Suite à cela, il y a une phase 2 durant laquelle on donne énormément d'informations, y compris des données sensibles ou confidentielles pour l'entreprise. Suite à cette phase 2, sur les six offres non engageantes, il n'y a eu aucune offre engageante. »

« Dans trois mois on va savoir vers quoi on part »...

« Maintenant on est dans le cadre du redressement judiciaire. Ce ne sont plus les actionnaires qui vont mener l'appel d'offres, mais l'administrateur judiciaire. Avec deux versions possibles. Soit un plan de continuité où un repreneur récupère l'entreprise à l'identique, mais va négocier un plan d’étalement des dettes [...] Soit dans un plan de cession où le repreneur peut décider d'abandonner tout ou partie des dettes », nous explique le directeur général.

Les six repreneurs potentiels qui s'étaient manifestés durant la première phase, parmi lesquels se trouvent des « opérateurs connus à l'exception d'Orange et de SFR » selon Yann de Prince (président de Kosc), ont donc « un peu d'avance puisqu'ils ont pu étudier le dossier en détail ». Dans tous les cas, il faut qu'ils déposent une nouvelle offre au tribunal de commerce s'ils sont toujours intéressés. Ensuite, « les juges décideront du repreneur ».

« Si le repreneur décide d'annuler toute ou partie de la dette, la procédure peut aller assez vite (en trois mois). Par contre, un plan de continuité peut se décider en trois mois, mais peut mettre plus longtemps (trois à six mois) pour se mettre en place », nous indique Antoine Fournier. 

Avec un redressement judiciaire d'une durée de six mois, « le tribunal a voulu afficher le fait que toutes les solutions sont bien possibles », affirme notre interlocuteur.

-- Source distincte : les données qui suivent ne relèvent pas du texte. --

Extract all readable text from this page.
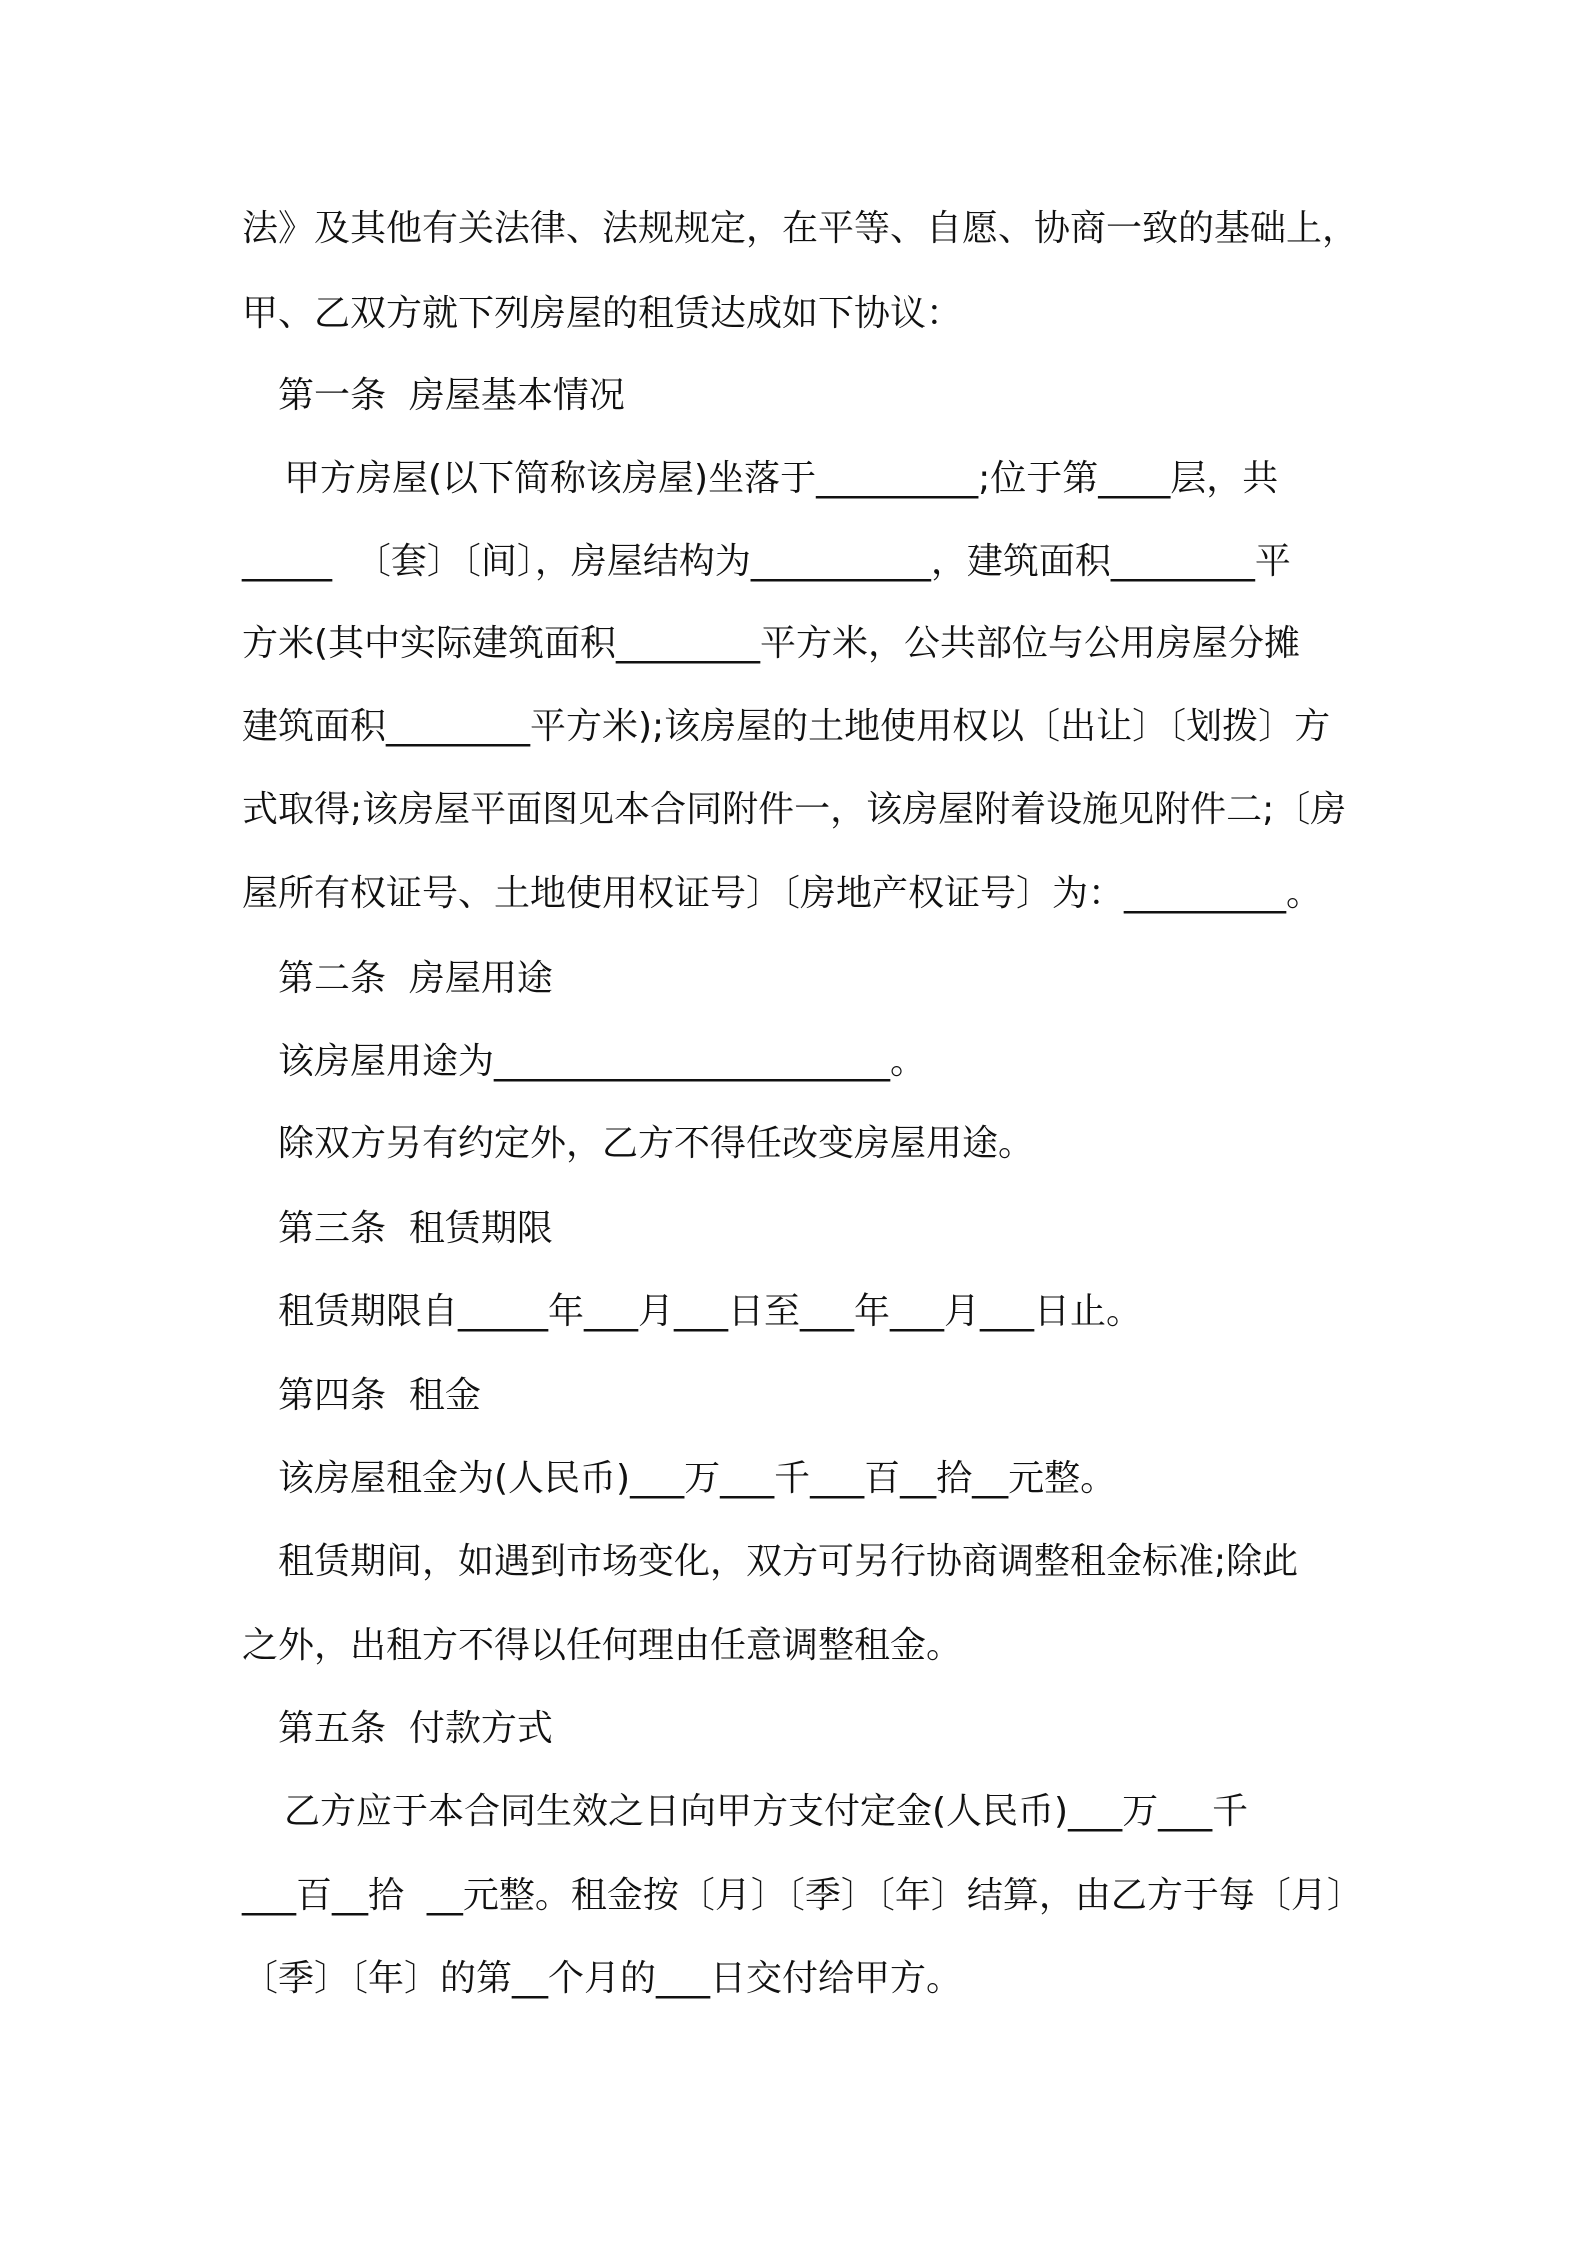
法》及其他有关法律、法规规定，在平等、自愿、协商一致的基础上，
甲、乙双方就下列房屋的租赁达成如下协议：
第一条  房屋基本情况
甲方房屋(以下简称该房屋)坐落于_________;位于第____层，共
_____  〔套〕〔间〕，房屋结构为__________，建筑面积________平
方米(其中实际建筑面积________平方米，公共部位与公用房屋分摊
建筑面积________平方米);该房屋的土地使用权以〔出让〕〔划拨〕方
式取得;该房屋平面图见本合同附件一，该房屋附着设施见附件二;〔房
屋所有权证号、土地使用权证号〕〔房地产权证号〕为：_________。
第二条  房屋用途
该房屋用途为______________________。
除双方另有约定外，乙方不得任改变房屋用途。
第三条  租赁期限
租赁期限自_____年___月___日至___年___月___日止。
第四条  租金
该房屋租金为(人民币)___万___千___百__拾__元整。
租赁期间，如遇到市场变化，双方可另行协商调整租金标准;除此
之外，出租方不得以任何理由任意调整租金。
第五条  付款方式
乙方应于本合同生效之日向甲方支付定金(人民币)___万___千
___百__拾  __元整。租金按〔月〕〔季〕〔年〕结算，由乙方于每〔月〕
〔季〕〔年〕的第__个月的___日交付给甲方。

Les dirigeants de Kosc devraient savoir « dans trois mois vers quoi on part ».

... en attendant, l'aventure continue, avec une nouvelle injection de fonds

Depuis hier, Kosc a ainsi une « grande nouvelle » qu'il a pu annoncer à ses partenaires et clients : « nous sommes financés pour les mois à venir et on est donc en mesure d'honorer nos engagements de production et de livraisons. On honore tous nos contrats et on est effectivement en production ».

Face à l'incertitude de la fin de semaine dernière, OpenIP avait décidé d'arrêter les souscriptions des nouvelles commandes Kosc vendredi 29 novembre. Contacté, Laurent Silvestri, président du CDRT (Club des Dirigeants Réseaux et Télécoms) et dirigeant d’OpenIP, s'explique : « entre le dépôt de bilan et jusqu’à la décision du tribunal cette semaine, tout Kosc est figé. Les fournisseurs de Kosc et notamment les sociétés qui gèrent les déploiements ne feront rien avant de connaitre la décision du tribunal. Lorsque nos partenaires/clients passent des commandes, ils s’engagent sur des délais de livraison qui ne sont donc plus maitrisés par Kosc. Nous ne voulons pas que nos partenaires aient des difficultés avec leurs clients finaux ». 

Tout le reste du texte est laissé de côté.